Trust means more than love, even though they go hand in hand for Jason.

(They always have, he loves and trusts until they turn on him and the trust dies but the love stays, stubborn and undying and the truest barest part of him.)

(Gun to the face. Batarang to the throat. Roy hasn’t buried an arrow in him yet and maybe one day he’ll stop looking for it.)

“Okay,” Roy says softly, seeing the trust and acting like it’s special, like it’s something to covet. “Okay.”

Jason pulls the quilt over his head because it’s too much, looking at Roy when he’s being soft. Then he immediately tugs it back down because how can he possibly look away when Roy is giving him everything he shouldn’t need, everything that he craves in the depths of his soul.
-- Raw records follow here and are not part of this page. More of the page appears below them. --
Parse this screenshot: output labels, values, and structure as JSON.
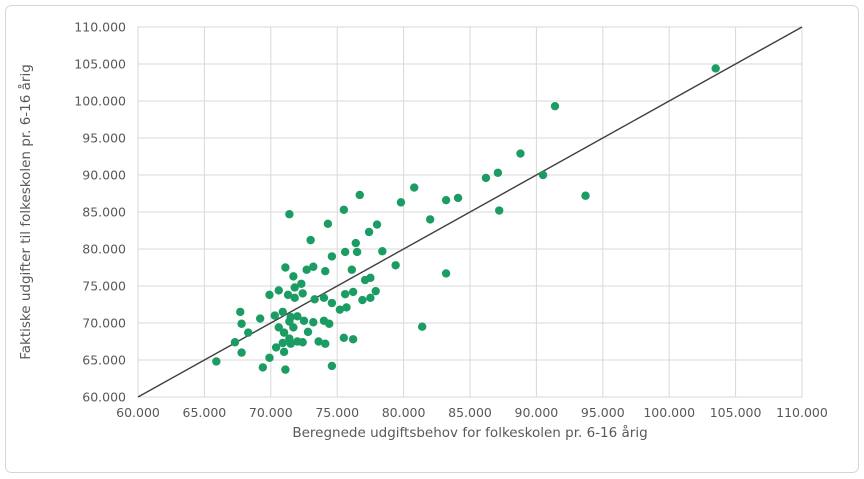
{
  "chart_data": {
    "type": "scatter",
    "title": "",
    "xlabel": "Beregnede udgiftsbehov for folkeskolen pr. 6-16 årig",
    "ylabel": "Faktiske udgifter til folkeskolen pr. 6-16 årig",
    "xlim": [
      60000,
      110000
    ],
    "ylim": [
      60000,
      110000
    ],
    "tick_step": 5000,
    "grid": true,
    "legend": "none",
    "x_tick_labels": [
      "60.000",
      "65.000",
      "70.000",
      "75.000",
      "80.000",
      "85.000",
      "90.000",
      "95.000",
      "100.000",
      "105.000",
      "110.000"
    ],
    "y_tick_labels": [
      "60.000",
      "65.000",
      "70.000",
      "75.000",
      "80.000",
      "85.000",
      "90.000",
      "95.000",
      "100.000",
      "105.000",
      "110.000"
    ],
    "reference_line": {
      "type": "identity",
      "from": [
        60000,
        60000
      ],
      "to": [
        110000,
        110000
      ]
    },
    "series": [
      {
        "name": "observations",
        "marker": "circle",
        "points": [
          [
            103500,
            104400
          ],
          [
            91400,
            99300
          ],
          [
            88800,
            92900
          ],
          [
            90500,
            90000
          ],
          [
            87100,
            90300
          ],
          [
            86200,
            89600
          ],
          [
            93700,
            87200
          ],
          [
            87200,
            85200
          ],
          [
            84100,
            86900
          ],
          [
            83200,
            86600
          ],
          [
            82000,
            84000
          ],
          [
            80800,
            88300
          ],
          [
            83200,
            76700
          ],
          [
            81400,
            69500
          ],
          [
            76700,
            87300
          ],
          [
            79800,
            86300
          ],
          [
            75500,
            85300
          ],
          [
            71400,
            84700
          ],
          [
            74300,
            83400
          ],
          [
            78000,
            83300
          ],
          [
            77400,
            82300
          ],
          [
            73000,
            81200
          ],
          [
            76400,
            80800
          ],
          [
            75600,
            79600
          ],
          [
            76500,
            79600
          ],
          [
            78400,
            79700
          ],
          [
            74600,
            79000
          ],
          [
            79400,
            77800
          ],
          [
            76100,
            77200
          ],
          [
            77100,
            75800
          ],
          [
            77500,
            76100
          ],
          [
            71100,
            77500
          ],
          [
            71700,
            76300
          ],
          [
            72700,
            77200
          ],
          [
            73200,
            77600
          ],
          [
            74100,
            77000
          ],
          [
            72300,
            75300
          ],
          [
            71800,
            74800
          ],
          [
            70600,
            74400
          ],
          [
            69900,
            73800
          ],
          [
            71300,
            73800
          ],
          [
            71800,
            73400
          ],
          [
            73300,
            73200
          ],
          [
            74000,
            73400
          ],
          [
            74600,
            72700
          ],
          [
            75200,
            71800
          ],
          [
            75700,
            72100
          ],
          [
            75600,
            73900
          ],
          [
            76200,
            74200
          ],
          [
            76900,
            73100
          ],
          [
            77500,
            73400
          ],
          [
            77900,
            74300
          ],
          [
            72400,
            74000
          ],
          [
            67700,
            71500
          ],
          [
            67800,
            69900
          ],
          [
            67300,
            67400
          ],
          [
            67800,
            66000
          ],
          [
            68300,
            68700
          ],
          [
            69200,
            70600
          ],
          [
            70300,
            71000
          ],
          [
            70600,
            69400
          ],
          [
            70900,
            71500
          ],
          [
            71500,
            70800
          ],
          [
            71700,
            69400
          ],
          [
            71000,
            68700
          ],
          [
            71400,
            67900
          ],
          [
            70900,
            67300
          ],
          [
            70400,
            66700
          ],
          [
            71000,
            66100
          ],
          [
            69900,
            65300
          ],
          [
            65900,
            64800
          ],
          [
            69400,
            64000
          ],
          [
            71100,
            63700
          ],
          [
            72500,
            70300
          ],
          [
            73200,
            70100
          ],
          [
            74000,
            70300
          ],
          [
            74400,
            69900
          ],
          [
            72000,
            67500
          ],
          [
            71500,
            67200
          ],
          [
            72400,
            67400
          ],
          [
            73600,
            67500
          ],
          [
            74100,
            67200
          ],
          [
            75500,
            68000
          ],
          [
            76200,
            67800
          ],
          [
            74600,
            64200
          ],
          [
            72000,
            70900
          ],
          [
            71400,
            70200
          ],
          [
            72800,
            68800
          ]
        ]
      }
    ]
  },
  "colors": {
    "point": "#1a9c63",
    "reference_line": "#3f3f3f",
    "grid": "#d9d9d9",
    "plot_border": "#d9d9d9",
    "axis_text": "#595959",
    "card_border": "#d6d6d6",
    "background": "#ffffff"
  }
}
Roy lets him look, lets him drink in his fill of the alpha’s presence.

Of his alpha’s presence.

That’s never going to get old.

When Roy has to leave to get food and water, he bundles Jason up in the quilt—in spite of his loud protests—and carries him into the kitchen. He sets him in a chair and sings obnoxiously loud whenever he’s out of Jason’s line of sight.

It’s dumb, probably—definitely—but it helps.

Later, he goes on forums and reads about heat-drops, reads horror story after horror story and realizes just how poorly that could’ve gone, just how perfect Roy’s response had been.

Jason didn't think he could be more grateful for Roy’s presence in his life. He was wrong.

He’ll get to keep being wrong, keep getting smacked in the face by gratitude, for as long as Roy will let him—and that’s shaping up to be a very long time indeed.

Notes:

Can you tell that Roy is very used to comforting toddlers and has found those methods carry over well?